The operation was known as the Gukurahundi, Shona for "the early rain that washes away the chaff", and at least 10,000 Ndebele were killed. The massacres were spearheaded by a notoriously brutal North Korean-trained unit called the Fifth Brigade, headed by another ex-guerrilla, Perence Shiri, who is now commander of the Zimbabwean air force and another driving force in the JOC.
The other key JOC members named by the British also have long Zanu histories. They include General Constantine Chiwenga, the head of the security forces; the police chief, Augustine Chihuri; the head of the prison service Paradzayi Zimondi; and the governor of Zimbabwe's reserve bank, Gideon Gono, who has bankrolled the campaign and in so doing fueled the country's hyper-inflation, which is running at more than 300,000%.
All of them could all human rights prosecutions when Mugabe eventually falls, while Mugabe could negotiate an immunity deal for himself. This has bolstered speculation that they are more determined than the president to hang on.
The strategy used against Morgan Tsvangirai's Movement for Democratic Change (MDC) was not surprisingly, reminiscent of the Gukurahundi.
Soldiers, police, agents of the Central Intelligence Organization, and Zanu militias targeted areas that voted heavily for MDC with the aim of instilling terror. Effective MDC organizers were singled out and assassinated.
Camps were set up where suspected MDC supporters were interned, beaten and sometimes killed, or whole villages were summoned to all-night meetings, known as pungwes, where MDC members were beaten or murdered in front of their neighbours. In some cases, villagers were handed a bullet each to show them the that security forces had enough ammunition to kill them all should the vote go against Mugabe.
For the first few weeks, the campaign focused on the rural areas in Mashonaland, Manicaland and Midlands, but more recently the Zanu militias have appeared in the poor townships surrounding the capital Harare.
The militias called themselves "green bombers" or "war veterans", although most are far too young to have fought in the independence war. They were provided with clubs and machetes, but only rarely with guns, and let loose.
When it looked as if the campaign of violence might fail to deter MDC supporters from voting, the regime took precautionary measures, to give itself options on election day. Local independent observers found they were not having the necessary accreditations processed and the MDC was blocked from any access to the state-run media.

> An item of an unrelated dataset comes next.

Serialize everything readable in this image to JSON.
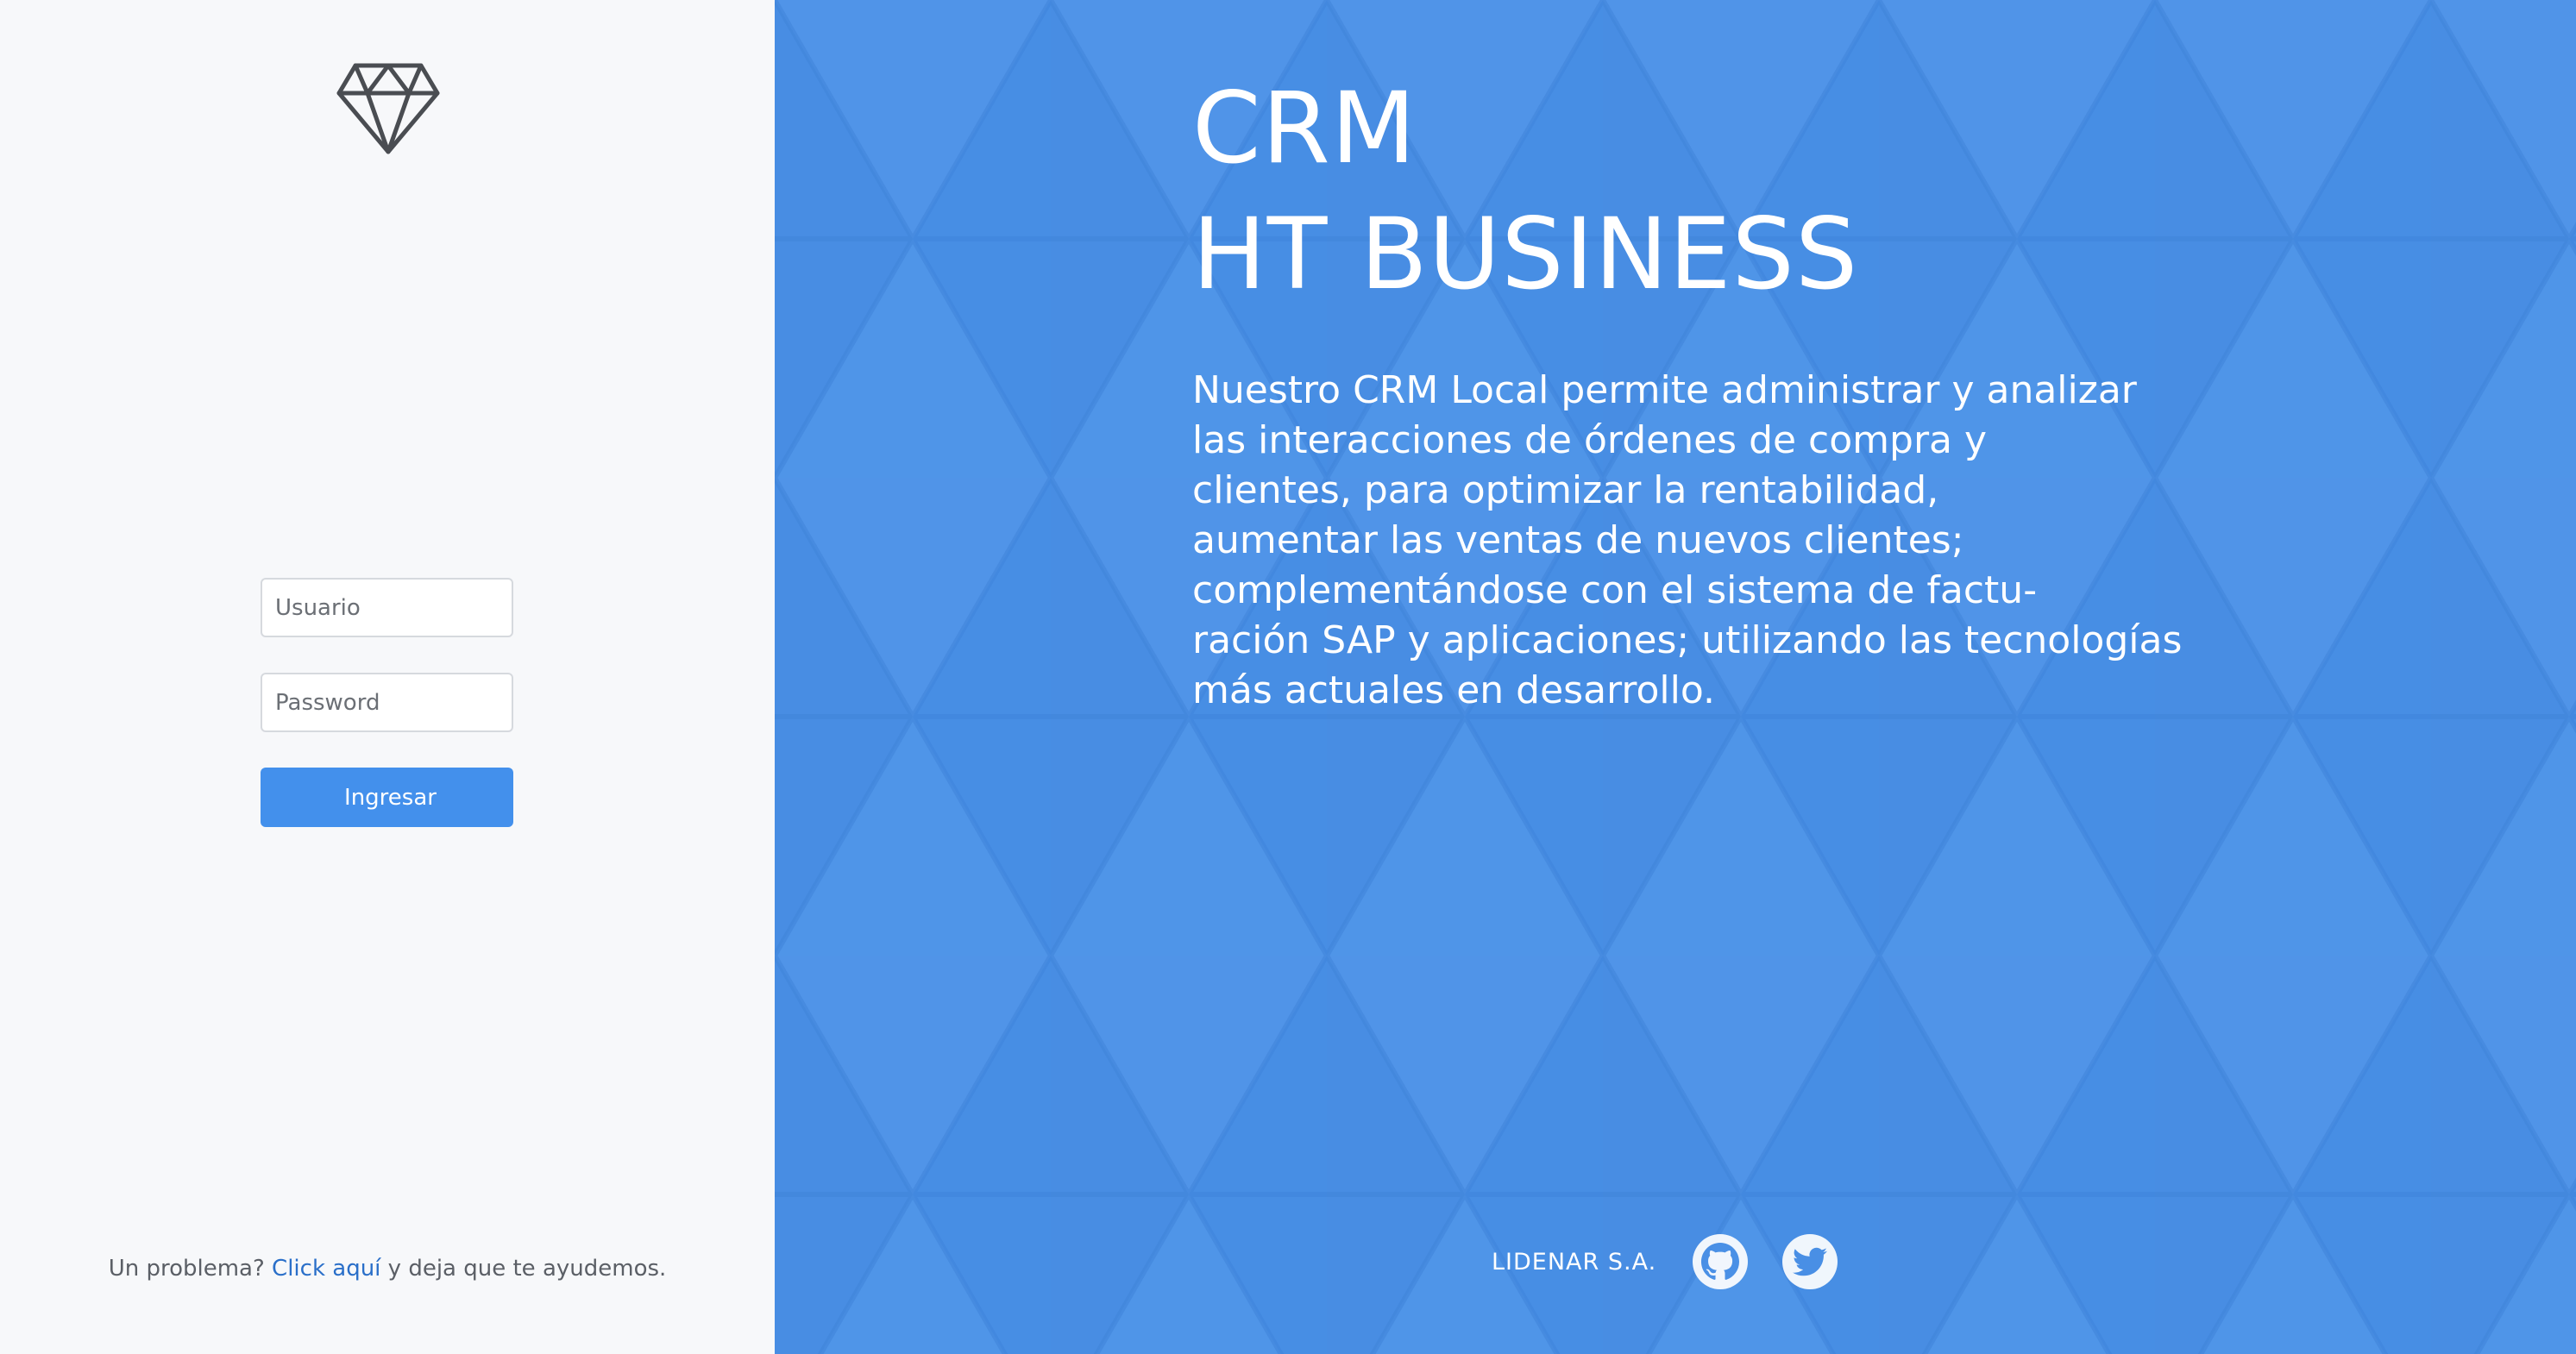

Tsvangirai was repeatedly detained and released, and the MDC's secretary-general, Tendai Biti, was charged with treason and police say he could face the death penalty.
Even until yesterday, Tsvangirai appears to have believed that his supporters could defy the odds.
The show of Zanu-PF force used to shut down the Harare rally appears to have persuaded the opposition leader the effort was futile.